Diana Adams (they/them) is Executive Director of Chosen Family Law Center and an attorney who has been advocating for legal support for polyamorous and non-nuclear families since founding their New York firm in 2007, as described in their TED Talk. They commented: “Since 2007, I have represented thousands of clients in beautiful constellations of family beyond nuclear, including polyamorous families. I’ve represented many clients in child custody cases in which inaccurate stigma about being polyamorous was used against them. I’ve heard countless stories of discrimination, including being fired for just mentioning being polyamorous. In 2023 when the majority of American children and adults don’t live in a heterosexual nuclear family, we need anti-discrimination laws like this one in Somerville to protect and value families as they exist, so we don’t need to worry about losing our job or custody of our child because of how we build family.”

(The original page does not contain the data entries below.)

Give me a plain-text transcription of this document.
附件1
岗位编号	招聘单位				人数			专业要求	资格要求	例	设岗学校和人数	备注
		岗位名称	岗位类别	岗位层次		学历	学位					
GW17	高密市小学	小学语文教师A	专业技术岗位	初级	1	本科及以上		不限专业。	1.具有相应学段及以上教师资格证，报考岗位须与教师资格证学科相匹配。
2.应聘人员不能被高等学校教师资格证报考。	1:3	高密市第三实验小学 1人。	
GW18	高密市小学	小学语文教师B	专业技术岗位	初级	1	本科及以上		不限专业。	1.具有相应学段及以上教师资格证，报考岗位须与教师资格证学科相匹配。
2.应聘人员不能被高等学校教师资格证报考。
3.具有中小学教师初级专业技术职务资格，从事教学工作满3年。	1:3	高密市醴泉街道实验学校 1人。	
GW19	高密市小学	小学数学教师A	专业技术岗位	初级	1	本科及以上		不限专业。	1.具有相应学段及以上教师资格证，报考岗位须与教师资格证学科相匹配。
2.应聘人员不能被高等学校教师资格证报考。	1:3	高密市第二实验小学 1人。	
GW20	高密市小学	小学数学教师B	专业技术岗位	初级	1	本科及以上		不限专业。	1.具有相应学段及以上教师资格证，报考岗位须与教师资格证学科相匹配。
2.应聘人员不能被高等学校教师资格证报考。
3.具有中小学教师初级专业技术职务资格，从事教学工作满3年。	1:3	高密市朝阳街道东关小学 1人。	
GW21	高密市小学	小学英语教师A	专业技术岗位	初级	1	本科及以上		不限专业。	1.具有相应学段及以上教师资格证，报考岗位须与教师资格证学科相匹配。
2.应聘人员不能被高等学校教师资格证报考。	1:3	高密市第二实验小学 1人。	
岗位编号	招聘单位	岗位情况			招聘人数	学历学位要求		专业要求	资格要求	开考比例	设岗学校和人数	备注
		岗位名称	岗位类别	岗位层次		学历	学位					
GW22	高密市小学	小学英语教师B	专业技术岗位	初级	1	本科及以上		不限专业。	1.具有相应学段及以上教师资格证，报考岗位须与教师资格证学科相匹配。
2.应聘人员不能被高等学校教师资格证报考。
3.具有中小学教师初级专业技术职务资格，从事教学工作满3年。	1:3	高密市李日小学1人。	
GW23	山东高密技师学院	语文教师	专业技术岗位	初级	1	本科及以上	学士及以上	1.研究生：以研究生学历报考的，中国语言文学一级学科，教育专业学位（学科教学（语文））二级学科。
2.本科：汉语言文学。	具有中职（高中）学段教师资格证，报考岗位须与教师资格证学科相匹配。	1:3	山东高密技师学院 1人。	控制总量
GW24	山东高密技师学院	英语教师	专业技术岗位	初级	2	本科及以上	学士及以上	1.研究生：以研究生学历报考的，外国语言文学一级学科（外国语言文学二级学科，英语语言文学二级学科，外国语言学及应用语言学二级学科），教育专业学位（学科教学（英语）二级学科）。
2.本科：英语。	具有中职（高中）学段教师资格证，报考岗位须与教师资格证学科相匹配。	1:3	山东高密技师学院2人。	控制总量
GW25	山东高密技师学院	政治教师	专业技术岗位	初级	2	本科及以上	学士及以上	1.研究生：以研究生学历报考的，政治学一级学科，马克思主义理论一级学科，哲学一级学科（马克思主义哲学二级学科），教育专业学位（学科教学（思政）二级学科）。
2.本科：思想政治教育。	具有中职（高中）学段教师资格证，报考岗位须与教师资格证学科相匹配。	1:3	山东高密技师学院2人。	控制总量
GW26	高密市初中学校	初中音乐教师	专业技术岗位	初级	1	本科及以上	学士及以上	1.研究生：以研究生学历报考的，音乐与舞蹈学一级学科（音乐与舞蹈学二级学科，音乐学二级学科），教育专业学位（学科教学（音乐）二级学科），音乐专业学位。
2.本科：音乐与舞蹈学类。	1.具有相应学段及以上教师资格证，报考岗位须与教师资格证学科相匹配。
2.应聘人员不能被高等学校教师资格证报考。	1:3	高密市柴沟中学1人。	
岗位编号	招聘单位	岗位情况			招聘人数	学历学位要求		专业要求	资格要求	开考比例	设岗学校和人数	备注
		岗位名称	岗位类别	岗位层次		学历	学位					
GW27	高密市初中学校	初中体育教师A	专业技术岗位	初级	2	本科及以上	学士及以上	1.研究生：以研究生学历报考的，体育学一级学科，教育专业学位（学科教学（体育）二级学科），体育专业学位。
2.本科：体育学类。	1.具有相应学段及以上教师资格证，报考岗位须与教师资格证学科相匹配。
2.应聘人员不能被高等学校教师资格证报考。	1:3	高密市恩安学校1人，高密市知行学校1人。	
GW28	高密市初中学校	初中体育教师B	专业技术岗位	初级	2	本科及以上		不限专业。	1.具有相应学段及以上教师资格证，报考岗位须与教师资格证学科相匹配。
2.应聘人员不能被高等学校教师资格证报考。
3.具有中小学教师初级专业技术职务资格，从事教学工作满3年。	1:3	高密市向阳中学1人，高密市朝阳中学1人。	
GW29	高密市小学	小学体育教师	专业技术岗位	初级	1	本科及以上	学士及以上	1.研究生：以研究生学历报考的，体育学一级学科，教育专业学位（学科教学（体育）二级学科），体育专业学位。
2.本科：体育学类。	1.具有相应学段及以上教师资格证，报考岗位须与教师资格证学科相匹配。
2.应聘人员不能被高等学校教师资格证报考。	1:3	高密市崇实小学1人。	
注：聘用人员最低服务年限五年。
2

“Millions of Americans are in consensually non-monogamous relationships and non-nuclear families,” added Brett Chamberlin, Executive Director for the Organization for Ethical Non-monogamy and Polyamory (OPEN), which organized for passage of this and other bills. “These populations are increasingly organizing for the acceptance and protections that all families and consensual relationships deserve.”

Kimberly Rhoten, a socio-legal scholar who has written extensively on the current legal discrimination against consensually non-monogamous parents and Co-Founder of the Polyamory Legal Advocacy Coalition, noted, “Anti-discrimination legislation like this can protect diverse families and their children from harmful prejudices that would otherwise result in limiting or removing a polyamorous parent’s custody rights to their own children. By adopting laws that directly recognize these families as worth protecting, courts may think twice about these harmful actions.”

Chosen Family Law Center’s Senior Legal Director and Harvard LGBTQ Advocacy Clinic’s Clinical Instructor Andy Izenson agreed, “It is crucial that protection from discrimination advances hand-in-hand with relationship recognition. As we learned from the fight for same-sex marriage, relationship recognition alone is a hollow victory, when our community members can celebrate their relationship legally on Sunday and get fired for it on Monday. Discrimination protections are an important part of a comprehensive legal strategy that prioritizes the most marginalized community members instead of only serving the needs of the privileged.”

“This legislation is about more than polyamory,” according to David Jay, founder of the Asexual Visibility and Education Network. “As an asexual activist who’s part of a three-parent family, I’m proud to be part of the coalition advocating for this legislation. Relationships and families built around nonsexual intimacy often don’t fit the two-partner model. Asexual people need these protections, so do solo parents with communities of care.”

This historic move is applauded by polyamorous individuals and organizations across the country, who have long faced stigma and discrimination. This passage of these bills is an essential step forward in the movement for family inclusivity and recognition of the increasing diversity of families in the United States.